The ruling class is fomenting racism to break growing protest
Police are killing working-class youth in America.
In Santa Rosa, Calif., 13-year-old Andy Lopez (Latino), walking to a friend’s house with a BB-gun, is shot seven times by a sheriff’s deputy, as he turns to see why the deputy is yelling at him.
In Salt Lake City, Utah, 20-year-old Dillon Taylor (Anglo), walking out of a 7-Eleven listening to music on his headphones, dies in the parking lot after being shot by police as they shout contradictory commands.
In Ferguson, Mo., 18-year-old recent high-school graduate Michael Brown (African-American) is shot repeatedly by an officer who had ordered him not to walk in the street.

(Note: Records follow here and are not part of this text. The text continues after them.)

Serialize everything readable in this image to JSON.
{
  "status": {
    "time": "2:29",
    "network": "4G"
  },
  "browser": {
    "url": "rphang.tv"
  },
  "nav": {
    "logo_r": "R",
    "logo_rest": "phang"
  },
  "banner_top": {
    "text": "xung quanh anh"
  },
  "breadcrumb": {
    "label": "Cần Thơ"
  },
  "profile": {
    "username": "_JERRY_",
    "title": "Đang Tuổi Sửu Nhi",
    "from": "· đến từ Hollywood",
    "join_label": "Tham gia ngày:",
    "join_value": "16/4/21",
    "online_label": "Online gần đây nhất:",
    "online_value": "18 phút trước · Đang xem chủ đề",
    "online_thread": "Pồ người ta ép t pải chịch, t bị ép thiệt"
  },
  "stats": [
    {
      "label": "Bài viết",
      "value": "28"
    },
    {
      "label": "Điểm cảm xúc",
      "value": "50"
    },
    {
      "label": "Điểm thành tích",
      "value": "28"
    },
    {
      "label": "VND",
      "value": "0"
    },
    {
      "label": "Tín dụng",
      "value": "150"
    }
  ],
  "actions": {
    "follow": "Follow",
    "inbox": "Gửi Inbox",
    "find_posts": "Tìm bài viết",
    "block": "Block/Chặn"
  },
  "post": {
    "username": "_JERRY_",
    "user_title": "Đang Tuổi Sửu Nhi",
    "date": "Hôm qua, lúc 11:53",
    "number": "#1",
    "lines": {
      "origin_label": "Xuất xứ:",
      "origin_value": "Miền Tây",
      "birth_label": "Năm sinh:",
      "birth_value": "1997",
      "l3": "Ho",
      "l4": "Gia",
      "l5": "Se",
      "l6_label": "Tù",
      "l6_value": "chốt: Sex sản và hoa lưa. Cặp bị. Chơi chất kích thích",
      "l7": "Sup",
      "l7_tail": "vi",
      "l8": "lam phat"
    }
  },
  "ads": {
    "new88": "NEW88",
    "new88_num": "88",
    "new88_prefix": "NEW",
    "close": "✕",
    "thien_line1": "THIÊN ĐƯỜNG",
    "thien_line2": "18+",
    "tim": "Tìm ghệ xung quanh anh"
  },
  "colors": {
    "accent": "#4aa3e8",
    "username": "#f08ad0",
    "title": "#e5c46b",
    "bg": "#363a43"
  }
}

The full list includes hundreds more. In Sonoma County, Calif., where Andy was killed, more than 65 people have died at the hands of the police—or in police custody—since 2000. In Albuquerque, N.M., there have been 37 police killings since 2010.
In Ferguson, of course, the police’s tanks-and-tear-gas response to protests caused an uprising, and the governor called out the National Guard.
Indeed, the paramilitary mobilization against protestors in Ferguson—and the unwillingness of people there to back down—was the straw that broke the camel’s back. Coast-to-coast anger and revulsion have put demilitarizing the police on the national agenda.
President Barack Obama himself raised the issue, and the U.S. Congress has also taken it up.
But their sudden concern is simply an attempt to quiet the waters. As millionaire legislators for the Wall Street oligarchy—the 1 percent—they have a lot to lose. They are aware that the killings are unifying the country against the oligarchy’s growing rule by force, not democracy.
That unification is new for most Americans. Black, Latino, Anglo, and Asian alike are having their young people—and others as well—cut down by police bullets backed up by virtual tanks and heavily armed SWAT teams.
Threatened by their anger and concern, the oligarchy is attempting to tar the victims with being criminals and drug addicts—or just stupid fools—as a reason for people to think they brought on their own death.
And it is mounting its tried-and-true tactic for dividing the working class in the United States—fomenting racism.
That’s why the media played up the uprising in Ferguson as a race riot, though they had portrayed a similar week of largely Anglo street demonstrations in Albuquerque in March as simply protests.
As well, the media are reporting the shootings racially—Latino boy killed by white cop (Lopez), white youth killed by black cop (Taylor), black teen killed by white cop (Brown).
To be sure, racism is alive and well in America. It is undoubtedly a factor in police forces that include members of white-supremacy organizations.
But what unifies these killings—and unifies increasing numbers of Americans against them—is that they are police violence against working-class youth across the board, at a time when young people are on the front line of attack in the oligarchy’s economic war against the 99 percent.
Increasingly, the old divide-and-conquer racism isn’t working anymore. Instead, a new unity is developing—class unity—and with it a chance to build a brave new world of, by and for the 99 percent.